Monday, October 15, 2012

Will you be my friend ? Right now ! Please ... ?

On the way to Shanghai, I was sitting next to a British businessman who had arrived in Shanghai 9 months earlier. He complained … “In the UK, if you have a product and people need it, they buy it. In China, if you have a product and people need it, they will buy it ... only if they are your friend. How am I supposed to make friends in 9 months ? Why can’t they just see the value of my product without the friendship thing ?”

At the KMAP 2012 conference in Shanghai a researcher who wanted to do research in Chinese companies admitted she wasn’t successful in getting access to them. She understood the importance of quanxi (http://en.wikipedia.org/wiki/Guanxi) and asked people in the conference for help in getting her the needed contacts to make progress with her research.

Here is my advice on the importance of relationships in business based on quite a few years in Asia
- be aware of the relational characteristics of doing business in Asia; if you think that the Asians have to adapt to your approach (like the business man did) you will face frequent frustrations and won’t get very far;
- build relationships and try to enjoy the process; be active in business clubs  or chambers of commerce and give talks (not sales pitches) to share your experience; link up with your business contacts’ contacts;
- let the relationship develop: exchanging namecards, although important in Asia, does not constitute a relationship; relations take time so do not jump on every fresh contact to “sell” your service … it will surely kill the relationship;

- set realistic business targets that take the environment into account; there is ample evidence that developing a business in Asia takes time; if your business objectives don’t reflect this, you will disappoint your organization (and yourself).

At least the researcher was aware of the need to create and build on relationships. That's a necessary first step. And beyond that, creating and maintaining relationships requires genuine effort. It is a necessary time investment but one that will bear fruit for the long term.

Monday, October 1, 2012

Manufacturing Excellence. Delivered.

That is the tagline of the consulting business I am officially starting today. After more than 20 years in different international companies in the operations and manufacturing world, I am excited to use this experience to help other companies improve their performance.

for more details go to www.asioconsulting.com
When you Google for "manufacturing excellence", most of the entries you will find will focus on six sigma or lean.

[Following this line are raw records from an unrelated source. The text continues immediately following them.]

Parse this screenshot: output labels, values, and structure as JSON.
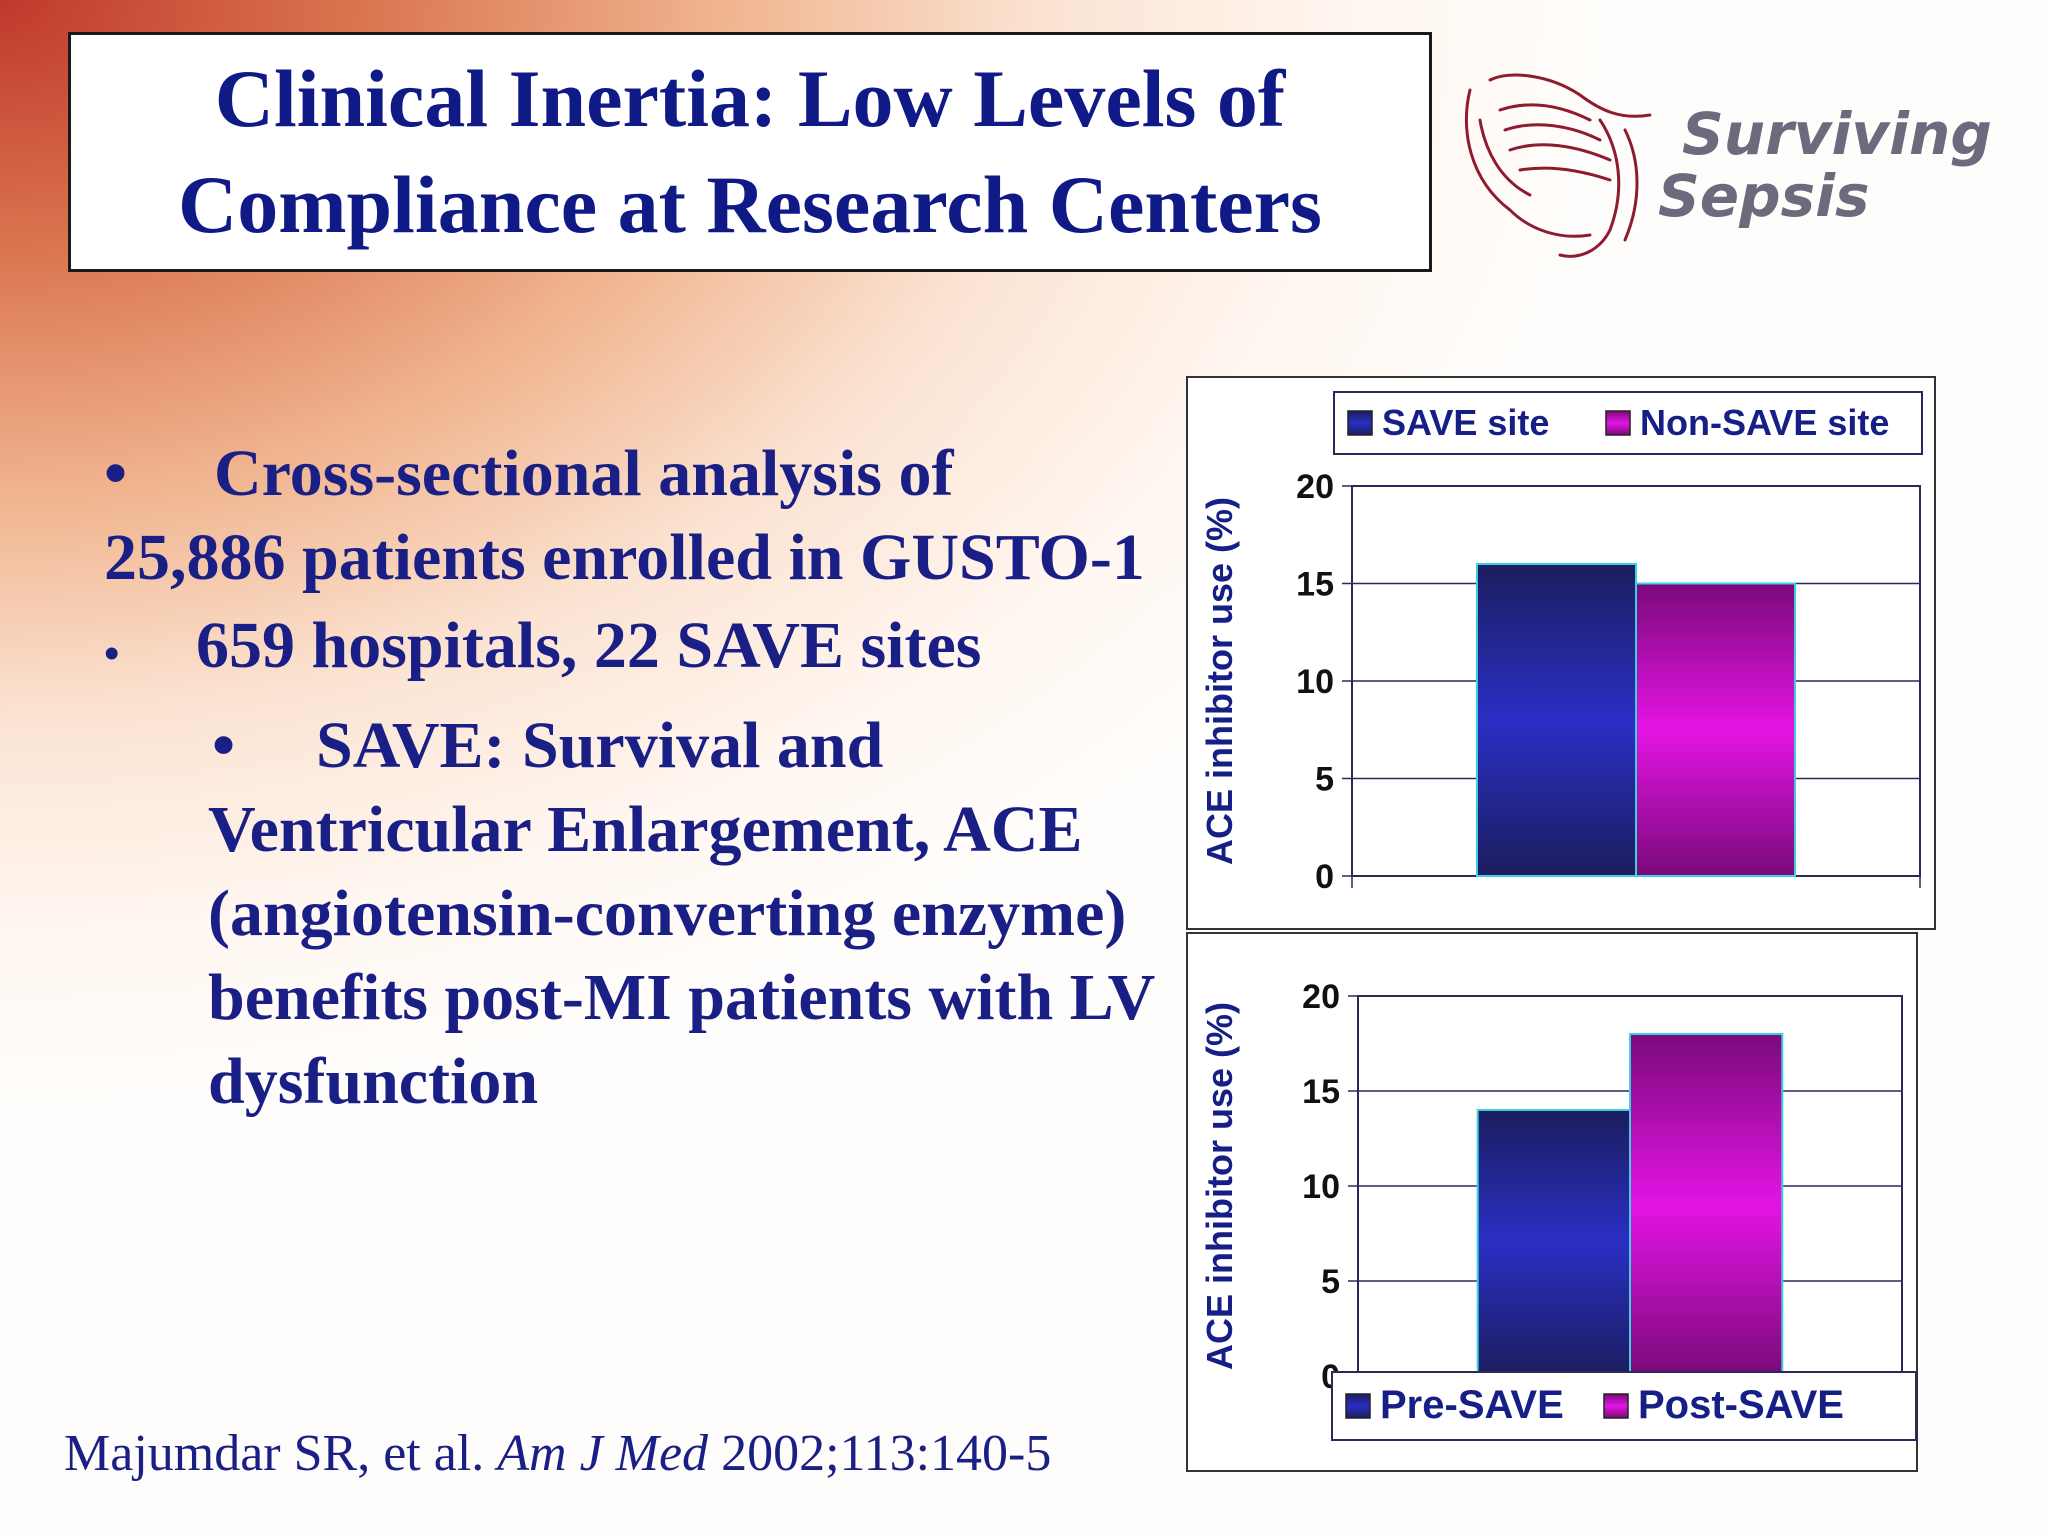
{
  "slide": {
    "title_line1": "Clinical Inertia: Low Levels of",
    "title_line2": "Compliance at Research Centers",
    "logo_line1": "Surviving",
    "logo_line2": "Sepsis",
    "bullet_symbol": "•",
    "bullets": [
      "Cross-sectional analysis of",
      "25,886 patients enrolled in GUSTO-1",
      "659 hospitals, 22 SAVE sites",
      "SAVE: Survival and",
      "Ventricular Enlargement, ACE",
      "(angiotensin-converting enzyme)",
      "benefits post-MI patients with LV",
      "dysfunction"
    ],
    "citation_author": "Majumdar SR, et al.",
    "citation_journal": "Am J Med",
    "citation_ref": "2002;113:140-5"
  },
  "colors": {
    "title": "#0f1a86",
    "bar_blue": "#2a2fc4",
    "bar_magenta": "#e414e4"
  },
  "chart_data": [
    {
      "type": "bar",
      "categories": [
        ""
      ],
      "series": [
        {
          "name": "SAVE site",
          "values": [
            16
          ]
        },
        {
          "name": "Non-SAVE site",
          "values": [
            15
          ]
        }
      ],
      "ylabel": "ACE inhibitor use (%)",
      "ylim": [
        0,
        20
      ],
      "yticks": [
        "0",
        "5",
        "10",
        "15",
        "20"
      ],
      "grid": true,
      "legend": "top"
    },
    {
      "type": "bar",
      "categories": [
        ""
      ],
      "series": [
        {
          "name": "Pre-SAVE",
          "values": [
            14
          ]
        },
        {
          "name": "Post-SAVE",
          "values": [
            18
          ]
        }
      ],
      "ylabel": "ACE inhibitor use (%)",
      "ylim": [
        0,
        20
      ],
      "yticks": [
        "0",
        "5",
        "10",
        "15",
        "20"
      ],
      "grid": true,
      "legend": "bottom"
    }
  ]
}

Or better still, lean sigma. Services around manufacturing excellence will highlight the benefits of whatever method the consulting company believes in, and state that all your pains can be solved with this method (and this method only).

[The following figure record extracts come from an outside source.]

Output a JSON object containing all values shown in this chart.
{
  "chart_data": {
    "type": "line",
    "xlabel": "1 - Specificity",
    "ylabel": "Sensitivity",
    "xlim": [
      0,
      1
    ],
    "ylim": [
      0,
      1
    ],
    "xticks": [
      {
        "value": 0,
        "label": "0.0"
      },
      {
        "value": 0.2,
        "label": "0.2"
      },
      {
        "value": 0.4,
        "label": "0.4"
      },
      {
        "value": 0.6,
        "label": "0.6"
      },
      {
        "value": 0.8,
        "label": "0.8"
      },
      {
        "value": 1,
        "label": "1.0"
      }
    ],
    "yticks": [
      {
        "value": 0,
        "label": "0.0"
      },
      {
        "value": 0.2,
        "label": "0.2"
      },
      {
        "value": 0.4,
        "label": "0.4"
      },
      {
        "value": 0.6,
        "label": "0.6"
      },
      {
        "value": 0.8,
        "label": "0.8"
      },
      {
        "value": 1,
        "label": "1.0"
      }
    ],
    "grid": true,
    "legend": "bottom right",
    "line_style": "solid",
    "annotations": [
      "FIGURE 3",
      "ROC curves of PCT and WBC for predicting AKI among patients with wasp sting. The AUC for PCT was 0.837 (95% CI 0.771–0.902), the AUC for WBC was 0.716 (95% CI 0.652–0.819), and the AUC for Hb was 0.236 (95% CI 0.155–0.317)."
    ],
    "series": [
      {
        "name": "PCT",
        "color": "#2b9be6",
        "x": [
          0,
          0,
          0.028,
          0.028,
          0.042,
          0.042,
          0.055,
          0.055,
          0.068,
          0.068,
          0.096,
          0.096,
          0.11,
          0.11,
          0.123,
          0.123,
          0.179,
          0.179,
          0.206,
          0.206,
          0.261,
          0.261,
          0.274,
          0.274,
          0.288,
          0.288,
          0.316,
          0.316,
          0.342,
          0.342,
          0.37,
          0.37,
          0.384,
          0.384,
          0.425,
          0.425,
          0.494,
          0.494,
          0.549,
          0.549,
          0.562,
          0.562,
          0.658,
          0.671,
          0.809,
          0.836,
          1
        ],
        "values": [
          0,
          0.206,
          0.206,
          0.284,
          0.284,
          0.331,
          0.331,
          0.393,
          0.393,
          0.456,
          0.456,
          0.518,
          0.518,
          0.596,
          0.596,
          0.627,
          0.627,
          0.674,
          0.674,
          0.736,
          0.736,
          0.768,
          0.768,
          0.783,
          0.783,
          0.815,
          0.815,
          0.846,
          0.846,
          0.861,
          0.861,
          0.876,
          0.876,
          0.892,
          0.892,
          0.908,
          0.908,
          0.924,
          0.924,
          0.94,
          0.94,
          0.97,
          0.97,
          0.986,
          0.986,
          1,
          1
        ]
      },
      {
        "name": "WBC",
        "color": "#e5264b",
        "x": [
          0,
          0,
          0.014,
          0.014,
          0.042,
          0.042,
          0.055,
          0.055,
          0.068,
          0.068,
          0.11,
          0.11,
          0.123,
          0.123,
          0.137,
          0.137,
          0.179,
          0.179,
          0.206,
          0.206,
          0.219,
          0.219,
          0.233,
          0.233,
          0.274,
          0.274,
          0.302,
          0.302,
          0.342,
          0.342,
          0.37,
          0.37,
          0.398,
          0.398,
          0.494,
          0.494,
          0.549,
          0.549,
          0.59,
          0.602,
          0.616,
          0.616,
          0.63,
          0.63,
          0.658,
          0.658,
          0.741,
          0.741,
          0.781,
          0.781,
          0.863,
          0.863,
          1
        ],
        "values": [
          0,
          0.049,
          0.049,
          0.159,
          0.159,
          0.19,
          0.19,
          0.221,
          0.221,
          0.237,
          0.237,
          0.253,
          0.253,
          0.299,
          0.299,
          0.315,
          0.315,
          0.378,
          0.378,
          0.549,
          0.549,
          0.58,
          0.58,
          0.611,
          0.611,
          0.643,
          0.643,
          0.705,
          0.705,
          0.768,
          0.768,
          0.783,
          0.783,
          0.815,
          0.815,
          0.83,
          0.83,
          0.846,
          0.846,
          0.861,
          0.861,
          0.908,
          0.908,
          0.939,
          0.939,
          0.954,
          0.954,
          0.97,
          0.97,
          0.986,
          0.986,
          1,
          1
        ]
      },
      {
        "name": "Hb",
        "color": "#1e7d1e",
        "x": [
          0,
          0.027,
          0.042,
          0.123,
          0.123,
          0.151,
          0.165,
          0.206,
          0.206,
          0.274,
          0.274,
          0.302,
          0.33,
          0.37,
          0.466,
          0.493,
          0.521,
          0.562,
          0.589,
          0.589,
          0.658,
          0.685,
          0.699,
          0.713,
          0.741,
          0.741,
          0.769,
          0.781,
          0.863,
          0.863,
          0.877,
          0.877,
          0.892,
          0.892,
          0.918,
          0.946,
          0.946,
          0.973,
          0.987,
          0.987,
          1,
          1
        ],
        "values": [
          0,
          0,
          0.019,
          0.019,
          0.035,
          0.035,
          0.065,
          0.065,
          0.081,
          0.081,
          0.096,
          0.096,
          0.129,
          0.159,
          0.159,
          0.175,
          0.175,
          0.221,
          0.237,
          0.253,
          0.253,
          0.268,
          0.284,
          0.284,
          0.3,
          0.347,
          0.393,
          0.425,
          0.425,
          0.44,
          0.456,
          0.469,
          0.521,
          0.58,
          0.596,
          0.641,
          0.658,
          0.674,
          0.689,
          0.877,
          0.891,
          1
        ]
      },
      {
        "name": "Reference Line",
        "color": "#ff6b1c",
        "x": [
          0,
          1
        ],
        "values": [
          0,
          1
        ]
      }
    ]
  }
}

Yet, in my experience, it is not the toolbox that makes the master. It is on the contrary, the team, and how this team gels and works every day to achieve the company's goals. In this respect, I like the following very simple but profound quote from Dr Alex Bennet (phrased as a hypothesis, with original stress):

The performance of your organization every day depends completely upon what every individual in your organization does that day.

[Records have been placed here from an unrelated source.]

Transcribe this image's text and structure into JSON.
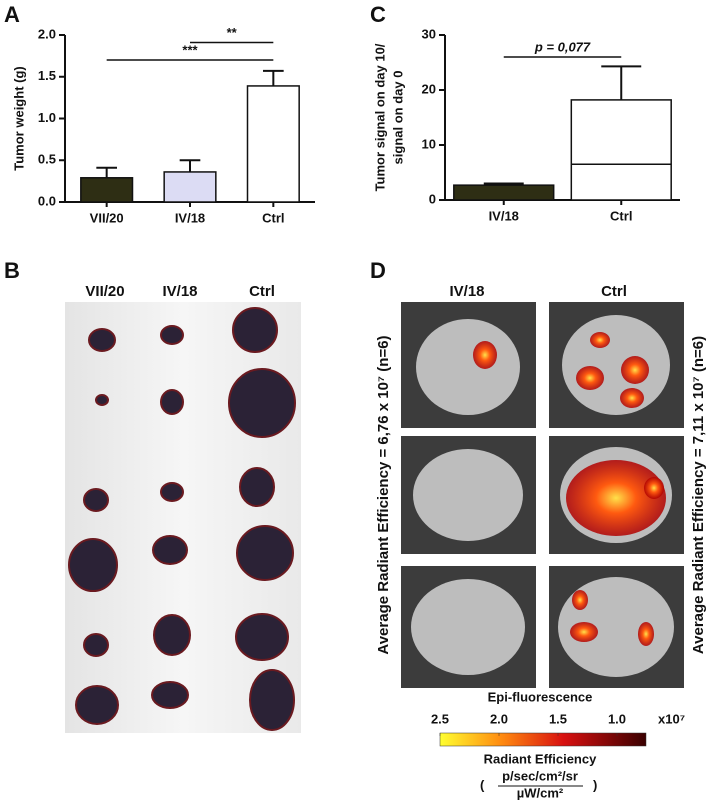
{
  "panel_labels": [
    "A",
    "B",
    "C",
    "D"
  ],
  "chart_data": [
    {
      "type": "bar",
      "ylabel": [
        "Tumor weight (g)"
      ],
      "categories": [
        "VII/20",
        "IV/18",
        "Ctrl"
      ],
      "values": [
        0.29,
        0.36,
        1.39
      ],
      "errors": [
        0.12,
        0.14,
        0.18
      ],
      "colors": [
        "#2e2e14",
        "#dcdcf4",
        "#ffffff"
      ],
      "ylim": [
        0,
        2
      ],
      "yticks": [
        {
          "value": 0,
          "label": "0.0"
        },
        {
          "value": 0.5,
          "label": "0.5"
        },
        {
          "value": 1,
          "label": "1.0"
        },
        {
          "value": 1.5,
          "label": "1.5"
        },
        {
          "value": 2,
          "label": "2.0"
        }
      ],
      "annotations": [
        {
          "text": "***",
          "from": "VII/20",
          "to": "Ctrl",
          "y": 1.7
        },
        {
          "text": "**",
          "from": "IV/18",
          "to": "Ctrl",
          "y": 1.91
        }
      ]
    },
    {
      "type": "bar",
      "ylabel": [
        "Tumor signal on day 10/",
        "signal on day 0"
      ],
      "categories": [
        "IV/18",
        "Ctrl"
      ],
      "values": [
        2.7,
        18.2
      ],
      "errors": [
        0.3,
        6.1
      ],
      "lines": [
        null,
        6.5
      ],
      "colors": [
        "#2e2e14",
        "#ffffff"
      ],
      "ylim": [
        0,
        30
      ],
      "yticks": [
        0,
        10,
        20,
        30
      ],
      "annotations": [
        {
          "text": "p = 0,077",
          "from": "IV/18",
          "to": "Ctrl",
          "y": 26
        }
      ]
    }
  ],
  "photo_panel": {
    "columns": [
      "VII/20",
      "IV/18",
      "Ctrl"
    ]
  },
  "imaging_panel": {
    "columns": [
      "IV/18",
      "Ctrl"
    ],
    "left_label": "Average Radiant Efficiency = 6,76 x 10⁷ (n=6)",
    "right_label": "Average Radiant Efficiency = 7,11 x 10⁷ (n=6)",
    "caption": "Epi-fluorescence",
    "colorbar": {
      "ticks": [
        2.5,
        {
          "value": 2,
          "label": "2.0"
        },
        1.5,
        {
          "value": 1,
          "label": "1.0"
        }
      ],
      "multiplier": "x10⁷",
      "title": "Radiant Efficiency",
      "unit_numerator": "p/sec/cm²/sr",
      "unit_denominator": "µW/cm²"
    }
  }
}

The performance of the organization depends on what every individual does. Not on a few specialists focusing on a six sigma initiative, or another team working on a lean project. No, it really is about how all employees, every single day, perform to ensure the company reaches its objectives.

The second focus is on "does". It is about the action each employee takes. It is only action that can change the performance of the organization.

That, for me, is what manufacturing excellence is about: having a team that takes action every day to reach the company's objectives. And I intend to help organization in South-East Asia reaching those objectives.